The statistical entropy of a probability distribution measures how “spread out” the probability is among various states. These states in a physical system correspond to the range of possible values allowed in the mathematical model we’ve chosen. So if we have 1 particle in a box, we have 3 transational and 3 rotational continuously valued coordinates.
The “shannon alphabet” is what we might call the fixed number of values that may comprise a message. So when we look at the shannon entropy of a message within such a channel, the “states” we’re talking about is the set of possible messages.
So when we observe that our particle in a box has a certain set of coordinates, we’re essentially receiving a message. The tuning forks are the states of the equation… or in a more physical sense, they’re the observational instruments we have created which often are very literally and deliberately attuned to certain kinds of stimuli.
When we make a scientific observation, we have a place for that. There’s a specific part of the pendulum we can tune. Unless we discard the datapoint for some reason, there is a whole downstream chain of events that occurs in response to it, which ultimately changes the probability distribution of behaviors that we take in response to it. We are attuned to the signal. The mathematical model we use is part of that attunement.
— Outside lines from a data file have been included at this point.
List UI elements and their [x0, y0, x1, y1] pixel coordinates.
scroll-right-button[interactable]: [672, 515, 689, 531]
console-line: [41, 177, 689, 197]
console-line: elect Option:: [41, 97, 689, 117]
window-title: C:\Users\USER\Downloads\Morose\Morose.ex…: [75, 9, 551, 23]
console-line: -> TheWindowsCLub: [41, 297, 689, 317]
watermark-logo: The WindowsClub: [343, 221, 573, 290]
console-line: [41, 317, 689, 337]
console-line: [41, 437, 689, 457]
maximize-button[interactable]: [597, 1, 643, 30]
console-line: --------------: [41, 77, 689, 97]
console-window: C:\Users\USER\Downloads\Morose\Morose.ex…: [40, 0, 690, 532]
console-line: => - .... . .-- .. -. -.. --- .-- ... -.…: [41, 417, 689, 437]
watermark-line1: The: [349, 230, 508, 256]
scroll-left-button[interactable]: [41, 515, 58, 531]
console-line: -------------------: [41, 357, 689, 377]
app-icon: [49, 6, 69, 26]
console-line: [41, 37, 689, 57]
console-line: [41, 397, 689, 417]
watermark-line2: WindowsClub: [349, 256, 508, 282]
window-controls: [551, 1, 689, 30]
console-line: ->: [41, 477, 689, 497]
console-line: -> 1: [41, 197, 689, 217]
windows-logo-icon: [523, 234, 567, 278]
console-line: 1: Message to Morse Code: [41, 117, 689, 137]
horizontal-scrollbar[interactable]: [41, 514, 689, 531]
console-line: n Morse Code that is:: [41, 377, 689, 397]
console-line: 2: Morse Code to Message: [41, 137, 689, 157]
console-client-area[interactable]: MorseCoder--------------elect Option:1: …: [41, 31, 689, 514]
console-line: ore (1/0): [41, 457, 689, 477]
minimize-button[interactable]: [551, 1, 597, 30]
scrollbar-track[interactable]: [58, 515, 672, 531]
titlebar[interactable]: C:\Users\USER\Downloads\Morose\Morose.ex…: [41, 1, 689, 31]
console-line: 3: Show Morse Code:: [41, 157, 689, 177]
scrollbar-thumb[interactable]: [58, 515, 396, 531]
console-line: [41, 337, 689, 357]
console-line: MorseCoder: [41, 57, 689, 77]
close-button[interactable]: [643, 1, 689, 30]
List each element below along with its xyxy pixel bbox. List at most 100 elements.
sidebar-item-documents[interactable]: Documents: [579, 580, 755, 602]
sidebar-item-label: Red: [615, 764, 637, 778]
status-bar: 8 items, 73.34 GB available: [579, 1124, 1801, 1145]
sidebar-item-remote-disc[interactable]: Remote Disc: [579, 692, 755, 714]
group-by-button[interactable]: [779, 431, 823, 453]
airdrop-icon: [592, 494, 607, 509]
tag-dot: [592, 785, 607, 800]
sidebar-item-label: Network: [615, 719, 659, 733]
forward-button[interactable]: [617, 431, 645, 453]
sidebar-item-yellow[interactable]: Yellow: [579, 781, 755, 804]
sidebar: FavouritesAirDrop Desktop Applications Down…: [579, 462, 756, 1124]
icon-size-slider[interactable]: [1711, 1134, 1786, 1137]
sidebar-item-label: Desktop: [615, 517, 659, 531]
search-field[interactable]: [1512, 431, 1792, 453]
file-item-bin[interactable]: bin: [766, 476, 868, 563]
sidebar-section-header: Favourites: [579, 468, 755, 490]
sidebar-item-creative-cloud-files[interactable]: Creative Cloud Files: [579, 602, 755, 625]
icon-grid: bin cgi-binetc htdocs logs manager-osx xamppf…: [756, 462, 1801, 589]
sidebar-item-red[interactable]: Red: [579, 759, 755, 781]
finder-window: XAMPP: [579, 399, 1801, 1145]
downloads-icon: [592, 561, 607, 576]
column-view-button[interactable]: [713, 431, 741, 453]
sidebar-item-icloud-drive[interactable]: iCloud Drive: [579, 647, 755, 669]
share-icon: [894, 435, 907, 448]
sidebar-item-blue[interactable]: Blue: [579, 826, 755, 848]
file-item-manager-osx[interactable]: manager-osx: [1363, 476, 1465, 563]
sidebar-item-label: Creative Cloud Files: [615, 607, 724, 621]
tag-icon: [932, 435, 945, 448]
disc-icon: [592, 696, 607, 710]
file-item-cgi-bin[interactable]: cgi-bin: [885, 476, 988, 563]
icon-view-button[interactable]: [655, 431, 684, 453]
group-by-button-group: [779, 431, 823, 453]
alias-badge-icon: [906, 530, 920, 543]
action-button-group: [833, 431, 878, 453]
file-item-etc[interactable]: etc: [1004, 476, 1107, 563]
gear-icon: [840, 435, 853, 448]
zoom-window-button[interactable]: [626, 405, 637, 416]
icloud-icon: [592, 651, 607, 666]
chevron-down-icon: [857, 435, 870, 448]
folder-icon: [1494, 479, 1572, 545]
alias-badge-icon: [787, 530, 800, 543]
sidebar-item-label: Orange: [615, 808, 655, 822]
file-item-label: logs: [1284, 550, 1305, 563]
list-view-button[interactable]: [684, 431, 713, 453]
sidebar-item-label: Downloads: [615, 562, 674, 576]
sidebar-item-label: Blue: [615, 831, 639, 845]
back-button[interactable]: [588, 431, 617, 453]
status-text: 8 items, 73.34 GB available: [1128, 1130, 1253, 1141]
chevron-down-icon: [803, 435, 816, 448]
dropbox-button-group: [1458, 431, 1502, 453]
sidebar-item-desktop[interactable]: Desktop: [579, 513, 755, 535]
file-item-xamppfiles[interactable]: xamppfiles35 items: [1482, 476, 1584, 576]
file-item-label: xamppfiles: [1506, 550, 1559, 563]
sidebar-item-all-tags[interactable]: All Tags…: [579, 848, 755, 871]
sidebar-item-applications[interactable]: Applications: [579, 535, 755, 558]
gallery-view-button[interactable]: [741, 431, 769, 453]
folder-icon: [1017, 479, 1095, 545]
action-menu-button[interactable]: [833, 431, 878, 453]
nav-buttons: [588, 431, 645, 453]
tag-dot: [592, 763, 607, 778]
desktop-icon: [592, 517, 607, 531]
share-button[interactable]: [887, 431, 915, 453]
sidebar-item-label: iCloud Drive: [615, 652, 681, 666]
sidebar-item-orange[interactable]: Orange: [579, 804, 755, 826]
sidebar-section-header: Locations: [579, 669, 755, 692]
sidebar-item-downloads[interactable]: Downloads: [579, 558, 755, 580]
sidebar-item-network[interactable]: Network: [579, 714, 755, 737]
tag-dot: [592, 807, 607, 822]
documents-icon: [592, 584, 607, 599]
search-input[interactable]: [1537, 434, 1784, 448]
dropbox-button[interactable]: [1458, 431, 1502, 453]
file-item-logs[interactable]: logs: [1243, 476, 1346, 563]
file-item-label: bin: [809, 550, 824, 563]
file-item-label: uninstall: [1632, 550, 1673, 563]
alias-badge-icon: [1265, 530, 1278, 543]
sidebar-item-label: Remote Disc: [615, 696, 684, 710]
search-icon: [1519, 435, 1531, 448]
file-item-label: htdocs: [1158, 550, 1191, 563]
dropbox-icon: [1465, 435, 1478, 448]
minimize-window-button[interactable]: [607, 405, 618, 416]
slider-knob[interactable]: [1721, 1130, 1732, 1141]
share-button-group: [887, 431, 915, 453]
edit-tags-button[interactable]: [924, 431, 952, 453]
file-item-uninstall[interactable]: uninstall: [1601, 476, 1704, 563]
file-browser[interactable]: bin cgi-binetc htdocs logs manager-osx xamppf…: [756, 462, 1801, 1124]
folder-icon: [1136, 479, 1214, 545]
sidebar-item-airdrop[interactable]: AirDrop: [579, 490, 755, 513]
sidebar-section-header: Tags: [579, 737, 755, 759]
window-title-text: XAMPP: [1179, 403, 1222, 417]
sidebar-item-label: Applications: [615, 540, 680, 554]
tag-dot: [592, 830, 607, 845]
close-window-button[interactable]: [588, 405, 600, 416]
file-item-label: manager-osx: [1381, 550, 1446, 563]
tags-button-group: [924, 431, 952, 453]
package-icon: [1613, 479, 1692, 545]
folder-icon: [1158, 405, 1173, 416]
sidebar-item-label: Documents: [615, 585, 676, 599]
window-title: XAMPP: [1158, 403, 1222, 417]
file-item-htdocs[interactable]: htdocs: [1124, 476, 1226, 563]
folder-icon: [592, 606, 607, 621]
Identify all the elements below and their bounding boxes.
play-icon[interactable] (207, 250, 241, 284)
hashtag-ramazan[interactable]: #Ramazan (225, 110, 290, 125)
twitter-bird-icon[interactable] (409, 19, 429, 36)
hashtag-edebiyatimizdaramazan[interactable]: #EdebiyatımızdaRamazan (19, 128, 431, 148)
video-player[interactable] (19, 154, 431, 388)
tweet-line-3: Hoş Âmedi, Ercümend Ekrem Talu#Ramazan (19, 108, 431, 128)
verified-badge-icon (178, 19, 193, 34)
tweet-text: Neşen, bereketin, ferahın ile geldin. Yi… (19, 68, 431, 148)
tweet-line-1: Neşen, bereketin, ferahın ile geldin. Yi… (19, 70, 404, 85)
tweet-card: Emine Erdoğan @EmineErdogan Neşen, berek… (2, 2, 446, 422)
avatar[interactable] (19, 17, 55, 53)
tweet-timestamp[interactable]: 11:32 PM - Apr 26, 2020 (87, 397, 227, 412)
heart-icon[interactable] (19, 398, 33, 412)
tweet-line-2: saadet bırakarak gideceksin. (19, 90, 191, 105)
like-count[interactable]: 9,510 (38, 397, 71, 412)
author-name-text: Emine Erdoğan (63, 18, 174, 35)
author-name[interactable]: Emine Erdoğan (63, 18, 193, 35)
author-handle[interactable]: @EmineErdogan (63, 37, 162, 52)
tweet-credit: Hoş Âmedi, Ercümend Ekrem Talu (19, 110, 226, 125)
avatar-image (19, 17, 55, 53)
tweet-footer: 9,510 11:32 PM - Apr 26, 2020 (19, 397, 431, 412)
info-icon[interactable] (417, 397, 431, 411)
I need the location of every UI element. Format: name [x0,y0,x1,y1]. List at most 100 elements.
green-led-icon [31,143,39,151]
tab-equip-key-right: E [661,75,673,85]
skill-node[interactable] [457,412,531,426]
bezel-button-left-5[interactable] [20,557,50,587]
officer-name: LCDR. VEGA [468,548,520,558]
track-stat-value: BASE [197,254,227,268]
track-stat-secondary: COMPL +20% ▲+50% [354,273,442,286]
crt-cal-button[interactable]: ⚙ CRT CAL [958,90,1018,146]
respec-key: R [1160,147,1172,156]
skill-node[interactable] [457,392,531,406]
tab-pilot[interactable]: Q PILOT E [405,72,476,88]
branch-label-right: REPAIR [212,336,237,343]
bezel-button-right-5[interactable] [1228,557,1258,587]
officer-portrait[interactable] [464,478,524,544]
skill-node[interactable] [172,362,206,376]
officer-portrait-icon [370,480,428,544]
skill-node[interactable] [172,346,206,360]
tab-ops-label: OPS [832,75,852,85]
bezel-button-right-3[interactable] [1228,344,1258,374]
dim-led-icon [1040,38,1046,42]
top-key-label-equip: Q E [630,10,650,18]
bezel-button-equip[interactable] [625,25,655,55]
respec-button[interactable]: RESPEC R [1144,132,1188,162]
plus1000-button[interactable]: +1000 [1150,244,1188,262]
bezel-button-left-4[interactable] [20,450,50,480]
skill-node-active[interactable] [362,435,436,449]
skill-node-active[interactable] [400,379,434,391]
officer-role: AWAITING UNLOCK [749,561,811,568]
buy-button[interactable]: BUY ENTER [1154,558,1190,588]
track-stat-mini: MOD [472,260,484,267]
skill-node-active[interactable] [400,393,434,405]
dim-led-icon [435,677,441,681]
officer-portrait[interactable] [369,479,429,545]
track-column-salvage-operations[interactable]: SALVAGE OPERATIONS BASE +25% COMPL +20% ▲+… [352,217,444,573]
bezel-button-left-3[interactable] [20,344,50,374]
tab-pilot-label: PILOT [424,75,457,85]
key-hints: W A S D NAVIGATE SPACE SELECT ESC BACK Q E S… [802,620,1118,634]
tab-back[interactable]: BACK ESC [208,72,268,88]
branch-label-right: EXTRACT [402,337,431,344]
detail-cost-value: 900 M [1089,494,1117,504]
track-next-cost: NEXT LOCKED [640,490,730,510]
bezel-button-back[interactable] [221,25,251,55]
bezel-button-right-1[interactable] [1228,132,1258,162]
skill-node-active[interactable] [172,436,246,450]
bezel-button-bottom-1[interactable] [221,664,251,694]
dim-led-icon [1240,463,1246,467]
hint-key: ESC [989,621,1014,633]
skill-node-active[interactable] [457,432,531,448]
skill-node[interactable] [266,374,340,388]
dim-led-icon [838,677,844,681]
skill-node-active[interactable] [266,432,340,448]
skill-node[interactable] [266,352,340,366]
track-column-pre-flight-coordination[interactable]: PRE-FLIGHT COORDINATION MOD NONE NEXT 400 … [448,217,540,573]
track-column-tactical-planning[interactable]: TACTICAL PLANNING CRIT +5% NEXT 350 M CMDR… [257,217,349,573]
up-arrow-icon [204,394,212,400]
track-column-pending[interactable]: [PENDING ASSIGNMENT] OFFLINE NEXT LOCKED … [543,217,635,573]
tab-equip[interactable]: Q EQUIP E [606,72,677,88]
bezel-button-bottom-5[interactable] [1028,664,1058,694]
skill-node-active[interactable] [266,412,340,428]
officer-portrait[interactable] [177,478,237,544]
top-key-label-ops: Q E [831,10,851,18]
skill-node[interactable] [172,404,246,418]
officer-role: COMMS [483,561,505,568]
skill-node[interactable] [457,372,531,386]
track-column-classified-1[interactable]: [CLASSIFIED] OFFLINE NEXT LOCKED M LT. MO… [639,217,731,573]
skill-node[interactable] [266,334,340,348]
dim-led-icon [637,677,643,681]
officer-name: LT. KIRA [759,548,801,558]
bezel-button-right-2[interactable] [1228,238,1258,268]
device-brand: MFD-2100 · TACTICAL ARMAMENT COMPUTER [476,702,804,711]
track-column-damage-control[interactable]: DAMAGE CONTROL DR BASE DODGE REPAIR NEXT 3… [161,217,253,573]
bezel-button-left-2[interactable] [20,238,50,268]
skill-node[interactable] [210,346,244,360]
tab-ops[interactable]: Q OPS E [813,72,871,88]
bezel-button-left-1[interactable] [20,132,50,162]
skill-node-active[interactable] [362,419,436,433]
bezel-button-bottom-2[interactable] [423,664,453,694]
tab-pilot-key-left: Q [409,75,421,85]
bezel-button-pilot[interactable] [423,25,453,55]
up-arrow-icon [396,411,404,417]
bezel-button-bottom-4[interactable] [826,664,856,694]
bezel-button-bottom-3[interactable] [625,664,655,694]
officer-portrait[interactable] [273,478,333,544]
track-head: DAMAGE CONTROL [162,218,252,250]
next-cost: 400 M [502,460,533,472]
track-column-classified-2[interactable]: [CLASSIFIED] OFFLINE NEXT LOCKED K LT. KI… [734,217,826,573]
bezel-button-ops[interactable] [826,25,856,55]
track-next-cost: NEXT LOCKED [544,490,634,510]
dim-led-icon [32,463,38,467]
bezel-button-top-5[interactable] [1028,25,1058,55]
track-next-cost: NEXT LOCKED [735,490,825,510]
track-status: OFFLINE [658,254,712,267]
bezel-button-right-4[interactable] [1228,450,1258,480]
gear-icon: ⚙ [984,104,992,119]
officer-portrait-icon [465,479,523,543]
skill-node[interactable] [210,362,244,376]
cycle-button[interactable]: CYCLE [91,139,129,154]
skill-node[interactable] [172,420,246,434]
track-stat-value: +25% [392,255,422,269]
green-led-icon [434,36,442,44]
If there were no “place” for the energy that was being transmitted to the system, then rather than resulting in the tuning of a certain pendulum, it would result in a random vibration somewhere in the pendulum. This would result in a general reduction of precision, because we don’t know where or how that vibration will propagate. Therefore, it can also be modeled as an increase in temperature, or an increase in the likelihood of any given state transition.
So the process of learning is the creation of an attunement mechanism, as well as the development of a mechanism which appropriately constrains the distribution of probable behaviors.
Potential Field
The degree of constraint can then be modeled as a potential field. In order to increase the degree of precision, the system must be driven into a higher potential. This allows us to describe information as a kind of potential energy and model information systems with kinetics etc.